The second evolution was generic detection, which was able to easily handle most polymorphic files. By manually researching malicious files in depth, file properties could be identified, which then in combination could be used not only to detect polymorphic files but, in general, are so powerful as to detect whole families of files. Often, generic detection uses a rule-based system. An example of a generic rule with the capability to detect malicious files writing to the Windows folder could be very simplified:

file_size < 5kb & file_writes_to_windows_folder & file_not_signed

Generic detection is in general very powerful and can also incorporate the program’s behavior. While this kind of detection is also old, it is still widely used. The reason why generic detection loses its relevance is not a matter of quality but a matter of quantity. Avira receives hundreds of thousands of potentially malicious files every day. The time to create one rule manually takes from 5 minutes to two hours, and probably thousands of rules have to be created per day. While it was possible in the past to write generic rules for the malware files received each day, it is not possible anymore.

Third (current) evolution

Fully automated learning systems — the third (current) evolution — try to combine the good properties of the first two evolutions, while avoiding their drawbacks. Rather than creating rules, learning systems often learn the difference between good stuff and malware files based on distances. In simple words, this means that if the learning system learned that a specific region only consists of malicious files and an unknown file has a very small distance to the files within that region, it will output that the probability of the unknown file being malicious is very high. This is equal to a human saying: “This file looks very similar to something that I have seen before”.

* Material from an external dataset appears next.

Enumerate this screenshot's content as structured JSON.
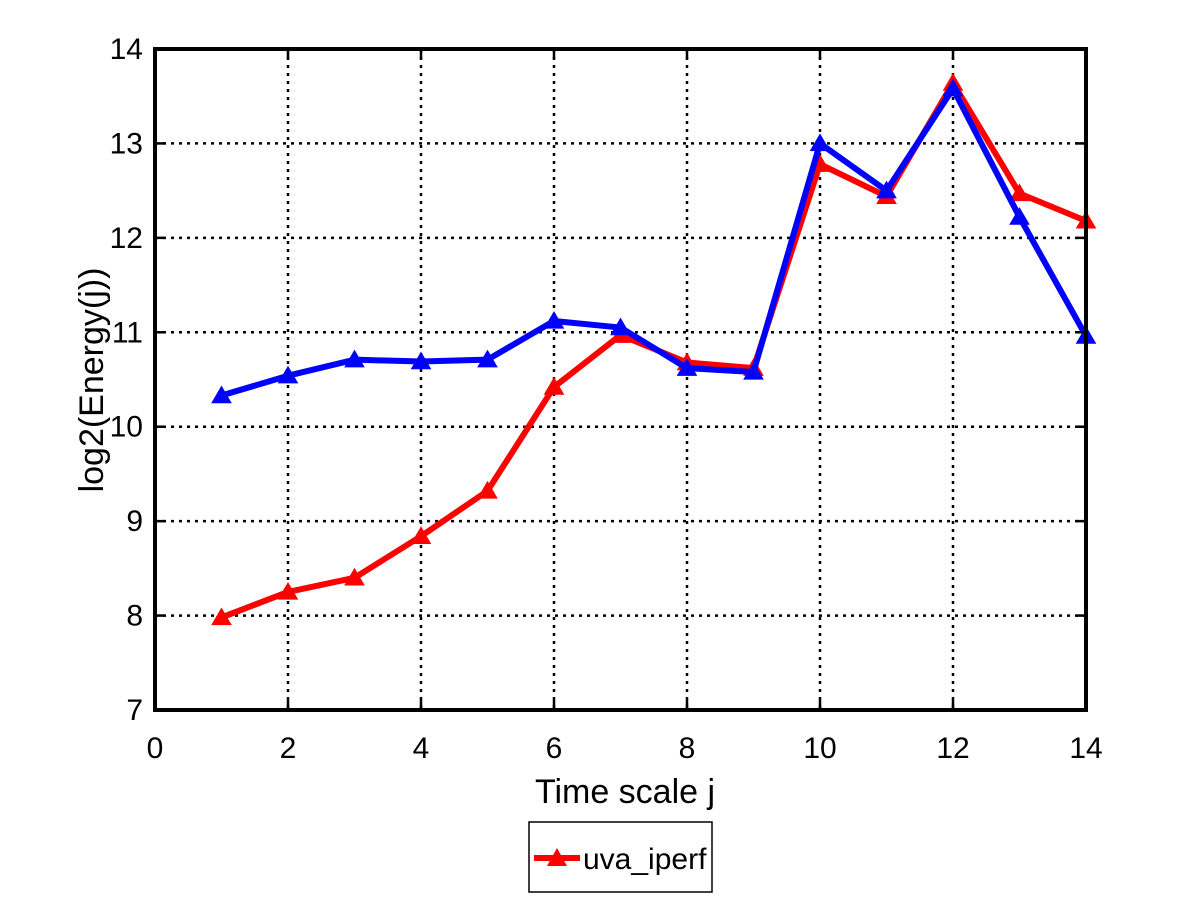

Five years ago, Avira started more seriously investigating these systems. In March 2010, my colleague Matthias Ollig and I showed in our master’s thesis, with the title “Recognition of malware by applying techniques of machine learning using static and behavior-based features,” that such a system is not just possible but that it can also deliver a high degree of automatism.

In our fight against malware, only one thing really counts. Speed. If a new malicious file is inserted into the learning system and it is well designed, it does not just detect this one file but the whole malware family — within minutes.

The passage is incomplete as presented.